2. Nekrasov A.N., Anashkina A.A., Zinchenko A.A. A new paradigm of protein structural organization // Proc. 2nd Int. Conf.“Theoretical Approaches to Bioinformation Systems”(TABIS 2013). Institute of Physics, Belgrade, 2014. P. 1–22. https://www.researchgate.net/profile/Alexei-Nekrsov/publication/270684947_A_New_Paradigm_of_Protein_Structural_Organization/links/54b285da0cf220c63cd25c21/A-New-Paradigm-of-Protein-Structural-Organization.pdf#page=15

 

Do authors have or plan to test these results by wet-lab experiments

This method has already been successfully applied in wet-lab experiments on bioengineering and design of recombinant proteins, for example

1. A.N. Nekrasov, V.V. Radchenko, T.M. Shuvaeva, V.I. Novoselov, E.E. Fesenko, V.M. Lipkin ”The Novel Approach to the Protein Design: Active Truncated Forms of Human 1-CYS Peroxiredoxin” J. Biomol. Struct. Dyn. (2007) vol. 24(5), pp.455-462.
2. Nekrasov A.N., Petrovskaya L.E., Toporova V.A., Kryukova E.A., Rodina A.V., Moskaleva E.Y., Kirpichnikov M.P. ”Design of a novel interleukin-13 antagonist from analysis of informational structure” Biochemistry (Mosc). 2009 vol. 74(4), pp. 399-405.
3. Yves Briers, Konstantin Miroshnikov, Oleg Chertkov, Alexei Nekrasov, Vadim Mesyanzhinov, Guido Volckaert, Rob Lavigne ”The structural peptidoglycan hydrolase gp181 of bacteriophage KZ” Biochem. Biophys. Res. Commun. (2008) vol. 374(4), pp. 747-751.
4. Shingarova L.N., Petrovskaia L.E., Nekrasov A.N., Kriukova E.A., Boldyreva E.F., Iakimov S.A., Gur’ianova S.V., Dolgikh D.A., Kirpichnikov M.P. ”Production and properties of human tumor necrosis factor peptide fragments” Bioorg Khim. 2010 vol. 36(3), pp. 327-336 Russian.
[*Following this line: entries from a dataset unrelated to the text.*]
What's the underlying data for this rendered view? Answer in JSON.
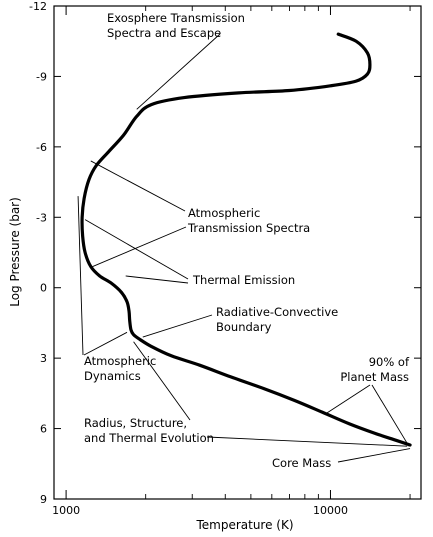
{
  "chart_data": {
    "type": "line",
    "title": "",
    "xlabel": "Temperature (K)",
    "ylabel": "Log Pressure (bar)",
    "x_scale": "log",
    "xlim": [
      900,
      22000
    ],
    "ylim": [
      9,
      -12
    ],
    "x_ticks": [
      {
        "value": 1000,
        "label": "1000"
      },
      {
        "value": 10000,
        "label": "10000"
      }
    ],
    "y_ticks": [
      {
        "value": -12,
        "label": "-12"
      },
      {
        "value": -9,
        "label": "-9"
      },
      {
        "value": -6,
        "label": "-6"
      },
      {
        "value": -3,
        "label": "-3"
      },
      {
        "value": 0,
        "label": "0"
      },
      {
        "value": 3,
        "label": "3"
      },
      {
        "value": 6,
        "label": "6"
      },
      {
        "value": 9,
        "label": "9"
      }
    ],
    "grid": false,
    "series": [
      {
        "x": [
          10700,
          12500,
          13800,
          14100,
          13800,
          12500,
          10000,
          7000,
          4500,
          2800,
          2100,
          1850,
          1650,
          1450,
          1300,
          1220,
          1170,
          1150,
          1155,
          1180,
          1240,
          1340,
          1480,
          1620,
          1700,
          1730,
          1740,
          1760,
          1800,
          1900,
          2100,
          2500,
          3200,
          4200,
          5600,
          7300,
          9300,
          11800,
          14700,
          17700,
          20000
        ],
        "y": [
          -10.8,
          -10.5,
          -10.0,
          -9.5,
          -9.1,
          -8.8,
          -8.6,
          -8.4,
          -8.3,
          -8.1,
          -7.8,
          -7.3,
          -6.5,
          -5.8,
          -5.2,
          -4.6,
          -3.8,
          -3.0,
          -2.2,
          -1.5,
          -0.9,
          -0.5,
          -0.2,
          0.2,
          0.6,
          1.0,
          1.4,
          1.8,
          2.0,
          2.2,
          2.5,
          2.9,
          3.3,
          3.8,
          4.3,
          4.8,
          5.3,
          5.8,
          6.2,
          6.5,
          6.7
        ]
      }
    ],
    "annotations": [
      {
        "lines": [
          "Exosphere Transmission",
          "Spectra and Escape"
        ],
        "targets": [
          {
            "x": 1850,
            "y": -7.6
          }
        ]
      },
      {
        "lines": [
          "Atmospheric",
          "Transmission Spectra"
        ],
        "targets": [
          {
            "x": 1240,
            "y": -5.4
          },
          {
            "x": 1260,
            "y": -0.9
          }
        ]
      },
      {
        "lines": [
          "Thermal Emission"
        ],
        "targets": [
          {
            "x": 1180,
            "y": -2.9
          },
          {
            "x": 1680,
            "y": -0.5
          }
        ]
      },
      {
        "lines": [
          "Radiative-Convective",
          "Boundary"
        ],
        "targets": [
          {
            "x": 1950,
            "y": 2.1
          }
        ]
      },
      {
        "lines": [
          "Atmospheric",
          "Dynamics"
        ],
        "targets": [
          {
            "x": 1110,
            "y": -3.9
          },
          {
            "x": 1700,
            "y": 1.9
          }
        ]
      },
      {
        "lines": [
          "90% of",
          "Planet Mass"
        ],
        "targets": [
          {
            "x": 9500,
            "y": 5.4
          },
          {
            "x": 19800,
            "y": 6.75
          }
        ]
      },
      {
        "lines": [
          "Radius, Structure,",
          "and Thermal Evolution"
        ],
        "targets": [
          {
            "x": 1800,
            "y": 2.3
          },
          {
            "x": 19500,
            "y": 6.75
          }
        ]
      },
      {
        "lines": [
          "Core Mass"
        ],
        "targets": [
          {
            "x": 20000,
            "y": 6.85
          }
        ]
      }
    ]
  }
}
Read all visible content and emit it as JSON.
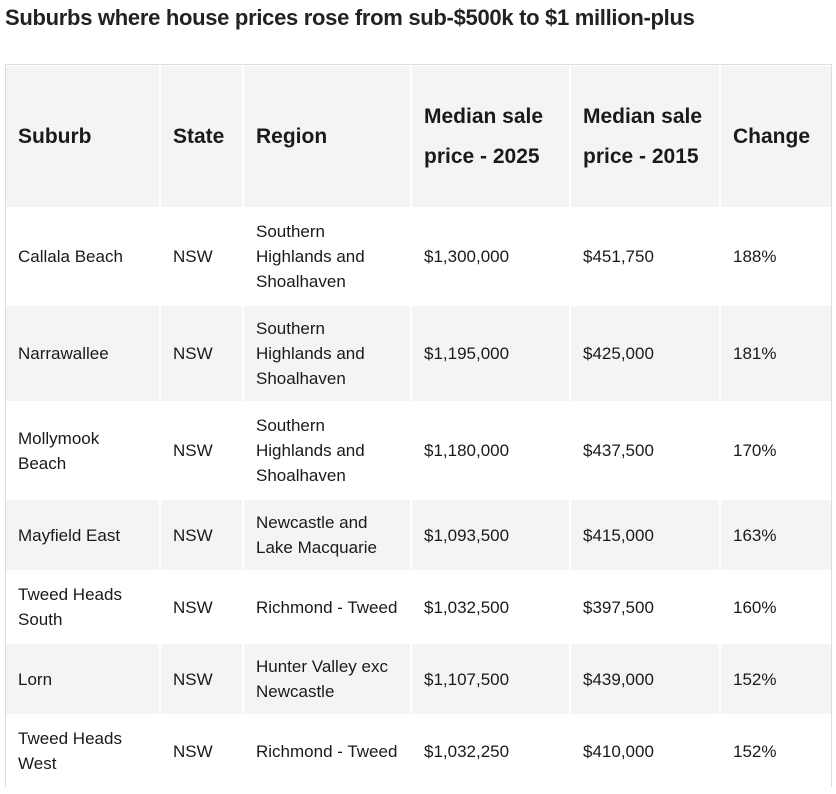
{
  "title": "Suburbs where house prices rose from sub-$500k to $1 million-plus",
  "headers": [
    "Suburb",
    "State",
    "Region",
    "Median sale price - 2025",
    "Median sale price - 2015",
    "Change"
  ],
  "rows": [
    [
      "Callala Beach",
      "NSW",
      "Southern Highlands and Shoalhaven",
      "$1,300,000",
      "$451,750",
      "188%"
    ],
    [
      "Narrawallee",
      "NSW",
      "Southern Highlands and Shoalhaven",
      "$1,195,000",
      "$425,000",
      "181%"
    ],
    [
      "Mollymook Beach",
      "NSW",
      "Southern Highlands and Shoalhaven",
      "$1,180,000",
      "$437,500",
      "170%"
    ],
    [
      "Mayfield East",
      "NSW",
      "Newcastle and Lake Macquarie",
      "$1,093,500",
      "$415,000",
      "163%"
    ],
    [
      "Tweed Heads South",
      "NSW",
      "Richmond - Tweed",
      "$1,032,500",
      "$397,500",
      "160%"
    ],
    [
      "Lorn",
      "NSW",
      "Hunter Valley exc Newcastle",
      "$1,107,500",
      "$439,000",
      "152%"
    ],
    [
      "Tweed Heads West",
      "NSW",
      "Richmond - Tweed",
      "$1,032,250",
      "$410,000",
      "152%"
    ]
  ]
}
[15] [A.N. Nekrasov, A.. Zinchenko ”Structural Features of the Interfaces in EnzymeInhibitor Complexes” J. Biomol. Struct. Dyn. (2010) vol. 28(1), pp. 85-96

 

I am also curious to know how the authors would approach this problem when dealing with membrane proteins.

Hierarchical structure for membrane proteins can be calculated in the same way. Below is a hierarchical structure of the human Na,K-ATPase alpha-1 subunit. Description of the sequence and structure you can find at https://www.uniprot.org/uniprot/P05023

Author Response File: Author Response.docx

Round 2

Reviewer 2 Report

Thank you for the responses to my comments.